If even one person walks away thinking differently about what they save online, I've won.

Thanks for following along.

Live Demo: [your link] GitHub: [your repo] Video: [your youtube link]

Now I sleep.


UPDATE 9: Post-Hackathon Reflections

Posted: Day 3 (after judging)

Had some time to reflect on what worked and what I'd change:

What Worked:

  • The emotional core - people FELT it
  • Vanilla JS was the right call - shipped fast, no framework overhead
  • The save limit created real tension
  • Content quality > code complexity

What I'd Improve:

  • Add sound design (ambient drone, static noise)
  • Implement "ghost users" to show others saving memories
  • Better mobile touch interactions
  • More memory variety (video thumbnails, audio clips)

What I Learned:

  • Constraints breed creativity
  • Emotion beats perfection in 48 hours
  • Dark themes hit different
  • Sometimes the bug IS the feature

Regardless of results, I'm proud of this weird little apocalypse simulator.


UPDATE 10: Future Plans

Posted: Week 1 Post-Hackathon

Got some wild ideas for V2 (if I ever find time):

Immediate:

  • Open source the corruption engine
  • Write a technical breakdown blog post
  • Add user-submitted memories feature

Dream Features:

  • Multiplayer mode - multiple users racing to save memories
  • Personalized corruption - use browser history to generate custom memories
  • "The Last Email" - same concept, different medium
  • VR version? (probably cursed but intriguing)

Community Ideas:

  • Let people submit their real internet memories
  • Create a permanent memorial of lost internet culture
  • Build a series: The Last Tweet, The Last Upload, etc.

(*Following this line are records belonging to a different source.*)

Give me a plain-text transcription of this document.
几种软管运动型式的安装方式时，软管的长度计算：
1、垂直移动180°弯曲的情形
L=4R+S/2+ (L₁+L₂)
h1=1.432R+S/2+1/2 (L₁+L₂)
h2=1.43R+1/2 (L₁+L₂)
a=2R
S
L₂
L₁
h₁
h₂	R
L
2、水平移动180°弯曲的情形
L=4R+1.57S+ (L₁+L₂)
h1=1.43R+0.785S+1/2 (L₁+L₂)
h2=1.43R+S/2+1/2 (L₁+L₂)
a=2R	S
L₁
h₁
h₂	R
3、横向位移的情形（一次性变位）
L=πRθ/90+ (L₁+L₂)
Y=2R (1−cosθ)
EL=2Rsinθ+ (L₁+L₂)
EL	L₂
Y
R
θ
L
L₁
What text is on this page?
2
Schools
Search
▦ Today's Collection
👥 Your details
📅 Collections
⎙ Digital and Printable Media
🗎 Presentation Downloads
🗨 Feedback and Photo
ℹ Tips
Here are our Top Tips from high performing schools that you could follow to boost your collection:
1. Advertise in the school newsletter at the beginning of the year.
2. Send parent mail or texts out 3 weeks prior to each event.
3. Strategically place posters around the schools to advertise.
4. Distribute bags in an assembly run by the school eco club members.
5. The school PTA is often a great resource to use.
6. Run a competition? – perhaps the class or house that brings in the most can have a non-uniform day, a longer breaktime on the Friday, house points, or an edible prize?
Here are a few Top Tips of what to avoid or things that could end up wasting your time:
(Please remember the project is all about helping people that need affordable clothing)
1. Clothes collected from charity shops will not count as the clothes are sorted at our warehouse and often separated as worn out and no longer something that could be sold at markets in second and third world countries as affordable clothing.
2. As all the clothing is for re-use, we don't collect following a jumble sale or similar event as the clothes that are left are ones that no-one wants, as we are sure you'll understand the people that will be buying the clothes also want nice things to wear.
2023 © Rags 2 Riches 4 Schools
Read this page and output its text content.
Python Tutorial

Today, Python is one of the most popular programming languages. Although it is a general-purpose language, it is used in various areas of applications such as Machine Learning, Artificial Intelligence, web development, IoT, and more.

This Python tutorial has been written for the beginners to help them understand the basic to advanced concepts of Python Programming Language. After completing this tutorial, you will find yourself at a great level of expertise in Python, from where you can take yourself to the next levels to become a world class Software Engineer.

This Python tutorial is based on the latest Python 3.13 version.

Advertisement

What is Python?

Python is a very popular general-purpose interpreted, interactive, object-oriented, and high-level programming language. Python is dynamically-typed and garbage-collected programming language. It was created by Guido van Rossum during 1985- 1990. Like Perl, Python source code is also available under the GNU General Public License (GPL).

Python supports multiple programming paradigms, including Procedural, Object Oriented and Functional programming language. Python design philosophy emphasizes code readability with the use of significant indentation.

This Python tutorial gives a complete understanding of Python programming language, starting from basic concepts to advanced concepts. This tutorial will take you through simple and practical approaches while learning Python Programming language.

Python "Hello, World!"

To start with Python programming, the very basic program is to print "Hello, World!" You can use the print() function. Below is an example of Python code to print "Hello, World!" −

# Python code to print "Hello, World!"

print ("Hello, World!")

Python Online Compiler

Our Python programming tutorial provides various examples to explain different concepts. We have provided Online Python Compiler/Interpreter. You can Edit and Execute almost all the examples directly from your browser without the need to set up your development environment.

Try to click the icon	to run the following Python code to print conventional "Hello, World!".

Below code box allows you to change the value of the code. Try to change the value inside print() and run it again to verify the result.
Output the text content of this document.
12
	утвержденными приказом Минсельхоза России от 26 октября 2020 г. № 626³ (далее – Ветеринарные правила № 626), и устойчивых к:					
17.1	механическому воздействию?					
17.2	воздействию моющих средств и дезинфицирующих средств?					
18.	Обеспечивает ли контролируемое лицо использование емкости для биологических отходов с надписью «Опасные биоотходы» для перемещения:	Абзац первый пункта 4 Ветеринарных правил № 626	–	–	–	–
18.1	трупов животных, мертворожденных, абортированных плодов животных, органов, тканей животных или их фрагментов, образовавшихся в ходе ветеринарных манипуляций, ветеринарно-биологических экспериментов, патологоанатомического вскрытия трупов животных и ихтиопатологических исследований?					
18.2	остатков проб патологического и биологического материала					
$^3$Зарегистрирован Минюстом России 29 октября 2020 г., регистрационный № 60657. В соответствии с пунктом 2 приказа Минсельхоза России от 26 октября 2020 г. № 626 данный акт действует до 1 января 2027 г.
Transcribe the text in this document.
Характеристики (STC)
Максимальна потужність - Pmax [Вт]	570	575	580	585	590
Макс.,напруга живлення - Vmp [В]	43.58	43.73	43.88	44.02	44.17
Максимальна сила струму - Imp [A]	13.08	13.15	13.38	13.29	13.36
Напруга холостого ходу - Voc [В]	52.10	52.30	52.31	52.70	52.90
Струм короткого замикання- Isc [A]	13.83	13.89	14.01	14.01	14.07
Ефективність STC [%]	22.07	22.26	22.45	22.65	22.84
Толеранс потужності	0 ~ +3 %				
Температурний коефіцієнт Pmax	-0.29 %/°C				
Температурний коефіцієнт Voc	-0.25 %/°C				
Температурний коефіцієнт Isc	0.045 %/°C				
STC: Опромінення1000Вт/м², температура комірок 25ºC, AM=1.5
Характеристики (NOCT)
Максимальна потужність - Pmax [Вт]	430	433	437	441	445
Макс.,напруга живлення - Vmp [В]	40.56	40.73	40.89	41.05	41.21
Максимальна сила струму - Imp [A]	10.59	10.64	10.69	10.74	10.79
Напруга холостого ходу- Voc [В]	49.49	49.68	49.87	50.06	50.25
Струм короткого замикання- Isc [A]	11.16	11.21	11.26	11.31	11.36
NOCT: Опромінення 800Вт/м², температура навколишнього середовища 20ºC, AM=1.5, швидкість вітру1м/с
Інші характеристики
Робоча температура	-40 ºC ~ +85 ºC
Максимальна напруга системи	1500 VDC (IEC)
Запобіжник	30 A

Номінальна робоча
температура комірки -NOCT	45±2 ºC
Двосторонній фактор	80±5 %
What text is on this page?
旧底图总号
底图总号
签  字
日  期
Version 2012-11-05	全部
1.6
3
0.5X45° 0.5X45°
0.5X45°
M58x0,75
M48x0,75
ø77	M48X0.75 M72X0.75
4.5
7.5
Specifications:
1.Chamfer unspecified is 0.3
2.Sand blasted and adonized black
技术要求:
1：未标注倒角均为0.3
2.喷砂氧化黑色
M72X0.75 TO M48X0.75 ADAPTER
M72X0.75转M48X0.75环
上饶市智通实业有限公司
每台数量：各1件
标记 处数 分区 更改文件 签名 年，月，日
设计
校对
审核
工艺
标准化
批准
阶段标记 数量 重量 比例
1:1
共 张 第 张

This project has legs. It's not done.

The internet is always dying. We're just making you feel it.


TEMPLATE FOR YOUR OWN UPDATES:

Format:

## UPDATE [NUMBER]: [Catchy Title] [Emoji]
**Posted at: [Time/Date]**

[1-2 paragraphs about what you built/learned/felt]

[Optional: code snippet, screenshot, or quote]

[End with a hook or next step]

Tone Guide:

  • Be honest about struggles
  • Share small wins
  • Show personality
  • Use emojis sparingly but effectively
  • Keep it conversational
  • Build narrative momentum

Remember: These updates aren't just logs - they're storytelling. You're taking people on the journey with you.